A significant fraction of global private financial wealth – by our estimates, at least $21 to $32 trillion as of 2010 – has been invested virtually tax‐free through the world’s still-expanding black hole of more than 80 “offshore” secrecy jurisdictions. We believe this range to be conservative, for reasons discussed below.
Remember: this is just financial wealth. A big share of the real estate, yachts,racehorses, gold bricks – and many other things that count as non‐financial wealth – are also owned via offshore structures where it is impossible to identify the owners.
These are outside the scope of this report.
On this scale, this “offshore economy” is large enough to have a major impact on estimates of inequality of wealth and income; on estimates of national income and debt ratios; and – most importantly – to have very significant negative impacts on the domestic tax bases of key “source” countries (that is, countries that have seen net unrecorded private capital outflows over time.)
2. Our 139‐country focus group: who are the real debtors?

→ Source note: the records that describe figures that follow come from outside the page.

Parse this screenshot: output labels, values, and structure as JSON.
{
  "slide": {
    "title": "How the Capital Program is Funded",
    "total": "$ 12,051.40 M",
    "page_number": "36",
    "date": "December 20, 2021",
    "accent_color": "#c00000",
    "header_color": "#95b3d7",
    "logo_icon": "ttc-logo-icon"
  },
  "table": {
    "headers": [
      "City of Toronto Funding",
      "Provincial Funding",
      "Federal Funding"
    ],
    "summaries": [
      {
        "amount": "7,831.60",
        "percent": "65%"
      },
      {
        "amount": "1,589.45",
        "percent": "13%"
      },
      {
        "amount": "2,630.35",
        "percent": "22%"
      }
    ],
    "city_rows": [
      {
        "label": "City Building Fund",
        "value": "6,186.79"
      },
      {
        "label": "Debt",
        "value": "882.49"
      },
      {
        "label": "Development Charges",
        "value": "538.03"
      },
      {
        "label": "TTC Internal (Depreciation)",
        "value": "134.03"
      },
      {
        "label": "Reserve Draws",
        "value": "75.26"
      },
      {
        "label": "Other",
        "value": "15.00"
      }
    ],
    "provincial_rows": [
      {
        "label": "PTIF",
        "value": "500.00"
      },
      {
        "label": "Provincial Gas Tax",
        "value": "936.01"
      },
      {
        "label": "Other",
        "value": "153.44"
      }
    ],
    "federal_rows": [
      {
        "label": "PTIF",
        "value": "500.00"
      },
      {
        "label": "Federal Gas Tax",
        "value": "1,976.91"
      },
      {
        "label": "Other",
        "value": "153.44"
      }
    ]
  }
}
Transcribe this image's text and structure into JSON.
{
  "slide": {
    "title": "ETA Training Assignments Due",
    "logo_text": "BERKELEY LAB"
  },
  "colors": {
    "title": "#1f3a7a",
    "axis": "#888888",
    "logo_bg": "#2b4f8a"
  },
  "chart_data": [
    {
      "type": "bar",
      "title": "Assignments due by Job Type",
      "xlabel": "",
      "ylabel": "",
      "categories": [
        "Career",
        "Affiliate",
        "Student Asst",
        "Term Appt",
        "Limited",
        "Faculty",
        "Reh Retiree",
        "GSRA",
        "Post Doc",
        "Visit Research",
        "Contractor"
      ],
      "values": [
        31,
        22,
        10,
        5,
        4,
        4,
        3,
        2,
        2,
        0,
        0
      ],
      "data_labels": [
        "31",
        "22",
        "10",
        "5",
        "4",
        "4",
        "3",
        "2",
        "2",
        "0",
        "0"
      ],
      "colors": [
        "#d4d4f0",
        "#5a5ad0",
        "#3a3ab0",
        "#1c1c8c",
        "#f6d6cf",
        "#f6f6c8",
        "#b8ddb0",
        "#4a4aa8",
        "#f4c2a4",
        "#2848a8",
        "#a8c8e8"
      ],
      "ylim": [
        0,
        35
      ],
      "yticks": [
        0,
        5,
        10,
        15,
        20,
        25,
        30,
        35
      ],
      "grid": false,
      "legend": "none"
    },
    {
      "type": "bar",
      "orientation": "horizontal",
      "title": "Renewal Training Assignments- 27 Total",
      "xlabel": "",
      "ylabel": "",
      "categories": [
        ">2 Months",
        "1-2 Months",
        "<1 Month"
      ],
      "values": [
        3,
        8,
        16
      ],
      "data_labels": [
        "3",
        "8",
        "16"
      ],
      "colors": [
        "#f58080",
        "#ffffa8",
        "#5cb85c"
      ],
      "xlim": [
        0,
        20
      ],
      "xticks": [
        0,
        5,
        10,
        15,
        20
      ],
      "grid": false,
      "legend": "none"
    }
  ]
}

We have focused on a subgroup of 139 mainly low‐middle income “source” countries for which the World Bank and IMF have sufficient external debt data. Our estimates for this group underscore how misleading it is to regard countries as “debtors” only by looking at one side of their balance sheets.
Since the 1970s, with eager (and often aggressive and illegal) assistance from the international private banking industry, it appears that private elites in this sub‐group of 139 countries had accumulated $7.3 to $9.3 trillion of unrecorded offshore wealth in 2010, conservatively estimated, even while many of their public sectors were borrowing themselves into bankruptcy, enduring agonizing “structural adjustment” and low growth, and holding fire sales of public assets.
These same source countries had aggregate gross external debt of $4.08 trillion in 2010. However, once we subtract these countries’ foreign reserves, most of which are invested in First World securities, their aggregate net external debts were minus $2.8 trillion in 2010. (This dramatic picture has been increasing steadily since 1998, the year when the external debts minus foreign reserves was at its peak for these 139 countries, at +$1.43 trillion.) So in total, by way of the offshore system, these supposedly indebted “source Countries” – including all key developing countries are not debtors at all: they are net lenders, to the tune of $10.1 to $13.1 trillion at end‐2010.
The problem here is that the assets of these countries are held by a small number of wealthy individuals while the debts are shouldered by the ordinary people of these countries through their governments.
As a U.S. Federal Reserve official observed back in the 1980s: “The real problem is not that these countries don't have any assets. The problem is, they're all in Miami (and, he might have added, New York, London, Geneva, Zurich, Luxembourg, Singapore, and Hong Kong)”
These private unrecorded offshore assets and the public debts are intimately linked, historically speaking: the dramatic increase in unrecorded capital outflows (and the private demand for First World currency and other assets) in the 1970s and 1980s was positively correlated with a surge in First World loans to developing countries: much of this borrowing left these countries under the table within months, and even weeks, of being disbursed.
Today, local elites continue to “vote with their financial feet” while their public sectors borrow heavily abroad – but it is First World countries that are doing most of the borrowing. It is these frequently heavily indebted source countries and their elites that have become their financiers.
In terms of tackling poverty, it is hard to imagine a more pressing global issue to address.
3. How this wealth is concentrated.
Much of this wealth appears to be concentrated in the hands of private elites that reside in a handful of source countries many of which are still regarded officially as “debtors.”
By our estimates, of the $7.3 ‐ $9.3 trillion of offshore wealth belonging to residents of these 139 countries, the top 10 countries account for 61 percent and the top 20 for 81 percent. (See Appendix 3, p55 for more details.)
4. Untaxed Offshore Earnings start to swamp outflows.
Our estimates also correct the sanguine view that since new outflows of capital appear to have recently declined from countries like Mexico and Brazil, capital flight is no longer a problem for these countries.
Once we take into account the growth of large untaxed earnings on accumulated offshore wealth, it turns out that from 1970 to 2010 the real value (in $2000) of these earnings alone may be has much as $3.7 trillion – equivalent to about 60 percent of the global total unrecorded capital outflows during this period. For Latin America, Sub‐ Saharan Africa and the Middle East that have long histories of accumulating offshore wealth and unreported earnings abroad, the ratio is close to 100 percent or more.
By shifting attention from flows to accumulated stocks of foreign wealth, this paper calls attention to the fact that retention of investment earnings abroad can easily become so significant that initial outflows are eventually replaced by “hidden flight,” with the hidden stock of unrecorded private wealth generating enough unreported income to keep it growing long after the initial outflows have dried up.